United Methodists need the stability of established doctrine and the means to uphold it. Such stability requires clear articulation of what the church believes about sexuality and other matters, and in a form that is not subject to revision every four years. Stability also requires the creation of a body with the power to ensure adherence to doctrine and polity throughout the denomination. In other words, The United Methodist Church needs a magisterium.
Basically, “magisterium” refers to the teaching office of the Roman Catholic Church, especially as exercised by the pope and bishops in communion with him. The magisterium has the authority to interpret Scripture and tradition for Roman Catholics, along with the authority to uphold Roman Catholic doctrine and polity in local churches. While it is preferable for bishops to deal with any problems that arise in their own dioceses, should they fail to do so, Rome can get involved directly. The magisterium’s ability to uphold doctrine and polity on the local level succeeds where the current structure of United Methodism fails, and United Methodists have much to learn from it.
The idea of a United Methodist magisterium will likely meet resistance or outright dismissal from across the spectrum. It can elicit such resistance because it touches a nerve at the center of what is wrong with our current polity. It addresses the problem at the core of our division rather than taking sides in the partisan tug-of-war that has defined the General Conference for decades.
It is also worth pointing out that the call for a United Methodist magisterium says nothing about whether the form of doctrine and polity upheld should be liberal or conservative. A magisterium would be beneficial in either case, because it would make possible a coherence of doctrine and polity that the denomination cannot achieve in its present form. It would provide for stability in the long haul, rather than the back-and-forth that has caused so much pain on all sides in recent years.
It is not my purpose here to put forth a proposal for how to create a body of this kind. Perhaps the church could redefine the Council of Bishops as an authoritative body that oversees the whole denomination, since bishops presently have little authority beyond the bounds of their own conferences.
Episcopal councils in early medieval Europe seem like a useful example. Bishops gathered to speak and debate matters of doctrine and polity. Once councils had reached a decision, the bishops had to sign it. Doing so reflected bishops’ responsibility to uphold the decisions of the council in their own episcopal areas regardless of their own personal views, since bishops’ authority was an extension of the council’s rather than their own. Whatever its form, a body with the power to hold theology and practice together over time could give the denomination the stability it so desperately needs.
The United Methodist Church needs clarity, both in doctrine and polity. Its present structure is unable to provide that clarity because of the instability of the Book of Discipline, distrust of the General Conference and regional autonomy in deciding whether and how to enforce decisions of the General Conference.

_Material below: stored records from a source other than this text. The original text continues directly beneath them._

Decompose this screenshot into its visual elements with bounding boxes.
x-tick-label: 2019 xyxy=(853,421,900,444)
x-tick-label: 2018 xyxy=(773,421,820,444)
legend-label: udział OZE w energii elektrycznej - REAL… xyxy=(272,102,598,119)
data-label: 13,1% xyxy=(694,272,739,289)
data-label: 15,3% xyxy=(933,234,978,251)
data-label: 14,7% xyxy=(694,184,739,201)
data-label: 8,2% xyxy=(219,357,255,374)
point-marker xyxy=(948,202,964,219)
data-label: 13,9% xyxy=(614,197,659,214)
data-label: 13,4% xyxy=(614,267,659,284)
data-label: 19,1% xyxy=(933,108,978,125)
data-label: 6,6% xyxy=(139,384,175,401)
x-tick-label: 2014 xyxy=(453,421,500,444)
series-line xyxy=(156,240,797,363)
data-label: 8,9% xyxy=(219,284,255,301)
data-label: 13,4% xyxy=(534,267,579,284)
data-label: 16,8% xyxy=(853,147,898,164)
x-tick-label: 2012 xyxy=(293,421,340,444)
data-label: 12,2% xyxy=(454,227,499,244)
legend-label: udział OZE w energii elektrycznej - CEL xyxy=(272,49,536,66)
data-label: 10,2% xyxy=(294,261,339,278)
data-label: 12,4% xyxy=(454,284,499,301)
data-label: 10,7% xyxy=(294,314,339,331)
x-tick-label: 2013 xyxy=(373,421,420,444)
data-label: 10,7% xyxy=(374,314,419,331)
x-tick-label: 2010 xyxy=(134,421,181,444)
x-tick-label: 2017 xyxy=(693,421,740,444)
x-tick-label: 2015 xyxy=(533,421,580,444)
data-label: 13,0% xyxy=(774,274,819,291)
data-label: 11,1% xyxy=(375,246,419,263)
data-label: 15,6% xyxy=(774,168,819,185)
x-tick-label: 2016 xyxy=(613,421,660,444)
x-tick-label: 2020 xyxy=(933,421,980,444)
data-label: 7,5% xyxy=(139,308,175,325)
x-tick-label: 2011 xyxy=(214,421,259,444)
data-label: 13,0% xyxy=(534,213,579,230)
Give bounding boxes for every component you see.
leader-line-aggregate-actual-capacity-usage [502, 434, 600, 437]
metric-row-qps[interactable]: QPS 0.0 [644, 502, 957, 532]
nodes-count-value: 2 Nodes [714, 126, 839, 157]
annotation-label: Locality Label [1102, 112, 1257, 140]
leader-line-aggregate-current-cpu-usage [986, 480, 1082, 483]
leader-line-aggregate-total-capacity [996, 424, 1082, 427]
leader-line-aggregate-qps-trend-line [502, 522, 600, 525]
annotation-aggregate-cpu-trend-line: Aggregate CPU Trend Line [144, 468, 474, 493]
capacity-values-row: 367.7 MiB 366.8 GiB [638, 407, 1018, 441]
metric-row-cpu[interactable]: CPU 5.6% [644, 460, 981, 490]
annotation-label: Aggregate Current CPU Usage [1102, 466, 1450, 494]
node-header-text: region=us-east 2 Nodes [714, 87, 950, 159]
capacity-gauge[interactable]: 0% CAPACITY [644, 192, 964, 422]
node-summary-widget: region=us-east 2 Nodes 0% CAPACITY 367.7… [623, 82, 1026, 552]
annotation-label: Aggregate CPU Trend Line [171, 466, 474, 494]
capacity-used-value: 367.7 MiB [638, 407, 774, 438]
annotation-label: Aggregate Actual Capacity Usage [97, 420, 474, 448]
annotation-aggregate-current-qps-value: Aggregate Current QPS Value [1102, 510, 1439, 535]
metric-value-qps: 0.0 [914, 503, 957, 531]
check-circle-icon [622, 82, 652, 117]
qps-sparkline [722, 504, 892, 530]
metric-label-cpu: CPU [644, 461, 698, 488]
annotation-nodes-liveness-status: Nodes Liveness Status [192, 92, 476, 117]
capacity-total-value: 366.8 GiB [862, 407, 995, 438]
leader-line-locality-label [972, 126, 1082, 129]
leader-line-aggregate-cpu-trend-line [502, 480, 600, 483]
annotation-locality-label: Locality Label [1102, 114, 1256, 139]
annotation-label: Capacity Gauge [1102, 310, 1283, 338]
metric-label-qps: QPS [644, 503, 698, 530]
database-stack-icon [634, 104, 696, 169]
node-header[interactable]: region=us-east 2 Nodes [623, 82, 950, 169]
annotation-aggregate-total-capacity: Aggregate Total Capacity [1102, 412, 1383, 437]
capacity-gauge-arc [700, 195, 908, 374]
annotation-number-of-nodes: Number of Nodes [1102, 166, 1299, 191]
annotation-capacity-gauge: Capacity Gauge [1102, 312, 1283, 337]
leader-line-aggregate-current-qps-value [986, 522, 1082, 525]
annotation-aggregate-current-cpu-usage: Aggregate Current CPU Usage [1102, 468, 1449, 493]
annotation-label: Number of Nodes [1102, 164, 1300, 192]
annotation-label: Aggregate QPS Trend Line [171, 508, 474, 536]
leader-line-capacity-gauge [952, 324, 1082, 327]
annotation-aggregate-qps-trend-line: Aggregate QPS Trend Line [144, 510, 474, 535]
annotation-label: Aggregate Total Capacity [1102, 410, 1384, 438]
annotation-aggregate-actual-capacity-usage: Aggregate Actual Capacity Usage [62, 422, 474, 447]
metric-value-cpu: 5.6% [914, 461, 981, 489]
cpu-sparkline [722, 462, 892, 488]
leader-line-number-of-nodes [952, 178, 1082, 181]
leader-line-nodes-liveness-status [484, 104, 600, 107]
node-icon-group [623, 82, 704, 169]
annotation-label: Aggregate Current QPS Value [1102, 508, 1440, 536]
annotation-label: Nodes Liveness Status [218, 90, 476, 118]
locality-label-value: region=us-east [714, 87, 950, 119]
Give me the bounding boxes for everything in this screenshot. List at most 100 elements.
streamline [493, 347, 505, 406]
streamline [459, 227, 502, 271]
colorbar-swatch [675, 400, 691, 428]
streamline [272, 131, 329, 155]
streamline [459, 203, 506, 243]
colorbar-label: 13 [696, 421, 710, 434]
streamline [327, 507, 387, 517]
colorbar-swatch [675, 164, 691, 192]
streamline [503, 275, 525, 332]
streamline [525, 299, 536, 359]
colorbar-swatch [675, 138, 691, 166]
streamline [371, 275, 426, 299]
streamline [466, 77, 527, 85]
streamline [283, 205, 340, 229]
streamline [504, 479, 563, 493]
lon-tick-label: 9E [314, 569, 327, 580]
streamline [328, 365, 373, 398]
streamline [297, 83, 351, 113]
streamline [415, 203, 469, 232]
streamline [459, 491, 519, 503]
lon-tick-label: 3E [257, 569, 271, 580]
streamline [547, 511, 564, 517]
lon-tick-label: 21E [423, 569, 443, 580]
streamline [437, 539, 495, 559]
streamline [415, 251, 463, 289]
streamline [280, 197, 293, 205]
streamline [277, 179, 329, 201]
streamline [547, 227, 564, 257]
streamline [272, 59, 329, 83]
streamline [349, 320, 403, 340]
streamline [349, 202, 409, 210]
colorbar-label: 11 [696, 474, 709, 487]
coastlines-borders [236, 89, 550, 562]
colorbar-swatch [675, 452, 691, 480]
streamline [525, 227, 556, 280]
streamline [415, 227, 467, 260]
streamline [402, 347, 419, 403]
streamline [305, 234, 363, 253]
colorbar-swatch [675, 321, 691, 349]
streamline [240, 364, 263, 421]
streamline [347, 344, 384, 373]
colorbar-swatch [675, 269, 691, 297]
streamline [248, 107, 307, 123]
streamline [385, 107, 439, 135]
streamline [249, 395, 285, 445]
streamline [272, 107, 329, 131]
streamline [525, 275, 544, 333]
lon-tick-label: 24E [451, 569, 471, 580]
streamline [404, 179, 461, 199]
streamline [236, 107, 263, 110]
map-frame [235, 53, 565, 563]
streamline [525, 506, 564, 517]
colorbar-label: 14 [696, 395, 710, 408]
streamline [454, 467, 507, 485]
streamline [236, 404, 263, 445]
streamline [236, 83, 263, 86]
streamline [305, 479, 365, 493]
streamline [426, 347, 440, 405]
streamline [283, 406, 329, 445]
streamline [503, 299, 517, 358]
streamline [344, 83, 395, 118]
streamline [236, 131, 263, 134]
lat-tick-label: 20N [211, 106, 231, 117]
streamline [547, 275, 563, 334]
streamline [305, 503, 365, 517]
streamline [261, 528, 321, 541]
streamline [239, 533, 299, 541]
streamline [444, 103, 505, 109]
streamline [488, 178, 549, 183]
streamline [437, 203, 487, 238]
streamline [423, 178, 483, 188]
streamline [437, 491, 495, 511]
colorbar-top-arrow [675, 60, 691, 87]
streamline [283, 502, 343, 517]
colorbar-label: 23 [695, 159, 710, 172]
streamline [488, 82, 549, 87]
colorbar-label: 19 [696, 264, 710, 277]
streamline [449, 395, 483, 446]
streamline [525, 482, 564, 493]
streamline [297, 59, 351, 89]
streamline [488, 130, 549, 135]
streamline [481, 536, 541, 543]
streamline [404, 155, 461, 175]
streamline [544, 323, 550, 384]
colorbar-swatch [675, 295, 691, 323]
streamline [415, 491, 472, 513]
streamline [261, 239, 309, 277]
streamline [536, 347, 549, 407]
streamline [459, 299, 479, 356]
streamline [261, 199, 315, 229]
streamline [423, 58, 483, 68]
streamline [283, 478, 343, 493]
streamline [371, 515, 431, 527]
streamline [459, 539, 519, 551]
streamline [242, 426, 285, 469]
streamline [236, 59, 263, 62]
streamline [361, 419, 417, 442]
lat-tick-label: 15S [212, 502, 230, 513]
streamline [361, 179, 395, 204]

While the debate over homosexuality may be the tipping point that leads to the division of The United Methodist Church, this debate is a symptom of a deeper crisis of authority. Whatever the future may be, United Methodists need deliverance from the shifting sands of partisan votes — a clear and lasting church authority.
The Rev. Jason Stubblefield is a United Methodist elder in the Holston Annual Conference and a doctoral candidate in medieval religious history at the University of Tennessee, Knoxville. A previous version of this article appeared in Relevant Orthodoxy at relevantorthodoxy.com.